Hint: The ionization reaction of ammonium hydroxide is given by the following equation
$\mathrm{NH}_{4} \mathrm{OH} \stackrel{\mathrm{K}_{\mathrm{b}}}{\rightleftharpoons} \mathrm{NH}_{4}^{+}+\mathrm{OH}^{-}$
Similarly, the hydrolysis reaction for ammonium hydroxide is given by the following equation $\mathrm{NH}_{4}^{+}+\mathrm{H_2O}^{-} \stackrel{\mathrm{K}_{\mathrm{b}}}{\rightleftharpoons} \mathrm{NH}_{4}\mathrm{OH}+\mathrm{H}^{+}$

Complete step by step answer:
A base ionization constant is defined as the equilibrium constant for the ionization of a base.

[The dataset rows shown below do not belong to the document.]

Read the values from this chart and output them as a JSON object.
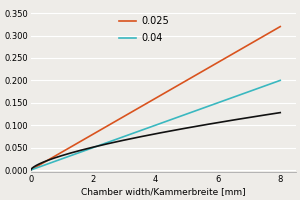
{
  "xlabel": "Chamber width/Kammerbreite [mm]",
  "xlim": [
    0,
    8.5
  ],
  "ylim": [
    -0.005,
    0.37
  ],
  "xticks": [
    0,
    2,
    4,
    6,
    8
  ],
  "yticks": [
    0.0,
    0.05,
    0.1,
    0.15,
    0.2,
    0.25,
    0.3,
    0.35
  ],
  "line_025_color": "#d9531e",
  "line_04_color": "#3ab8c0",
  "line_black_color": "#111111",
  "legend_labels": [
    "0.025",
    "0.04"
  ],
  "lambda_025": 0.025,
  "lambda_04": 0.04,
  "background_color": "#eeece8",
  "grid_color": "#ffffff",
  "x_max": 8.0,
  "label_fontsize": 6.5,
  "tick_fontsize": 6.0,
  "legend_fontsize": 7.0,
  "black_a": 0.0322,
  "black_n": 0.664
}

In our case the base is ammonia.
A hydrolysis constant is defined as an equilibrium constant for a hydrolysis reaction
For the ionization reaction of ammonium hydroxide is given by the following equation
$\mathrm{NH}_{4}^{+}+\mathrm{H_2O}^{-} \stackrel{\mathrm{K}_{\mathrm{b}}}{\rightleftharpoons} \mathrm{NH}_{4}\mathrm{OH}+\mathrm{H}^{+}$
The ionization constant $k_b$ from the above-mentioned ionization reaction of ammonium hydroxide can be written as
${{K}_{b}}=\dfrac{[NH{{4}^{+}}][O{{H}^{-}}]}{[N{{H}_{4}}OH]}$ (1)

Similarly, for the hydrolysis reaction for ammonium hydroxide is given by the following equation $\mathrm{NH}_{4}^{+}+\mathrm{H_2O}^{-} \stackrel{\mathrm{K}_{\mathrm{b}}}{\rightleftharpoons} \mathrm{NH}_{4}\mathrm{OH}+\mathrm{H}^{+}$

The hydrolysis constant $k_h$ from the above-mentioned hydrolysis reaction of ammonium hydroxide can be written as:
${{K}_{h}}=\dfrac{[N{{H}_{4}}OH]}{[NH{{4}^{+}}]}\times \dfrac{[O{{H}^{-}}]}{[O{{H}^{-}}]}$
Upon rearranging the equation for hydrolysis constant, we get:
${{K}_{h}}=\dfrac{[N{{H}_{4}}OH]}{[NH{{4}^{+}}][O{{H}^{-}}]}\times \dfrac{[{{H}^{+}}][O{{H}^{-}}]}{{}}$
${{K}_{w}}$= $[{{H}^{+}}][O{{H}^{-}}]$
Using equation (1) and using the two equations above gives

The relation between hydrolysis constant and ionization constant given by ${{k}_{h}}=\dfrac{{{k}_{w}}}{{{k}_{b}}}$
$k_w$ for water at 298 K is $10^{-14}$
Putting the value of $k_w$ and ionization constant mentioned above and, in the question, respectively gives the value of hydrolysis constant as
${{k}_{h}}=5.65\times {{10}^{-10}}$
So, the correct answer is “Option B”.

Note: The value of $k_w$ (also known as ionic product) used in the question is only valid for 298K. The value of $k_w$ will vary with temperature. The $k_w$ of water increases with increase in temperature and decreases with decrease in temperature of water.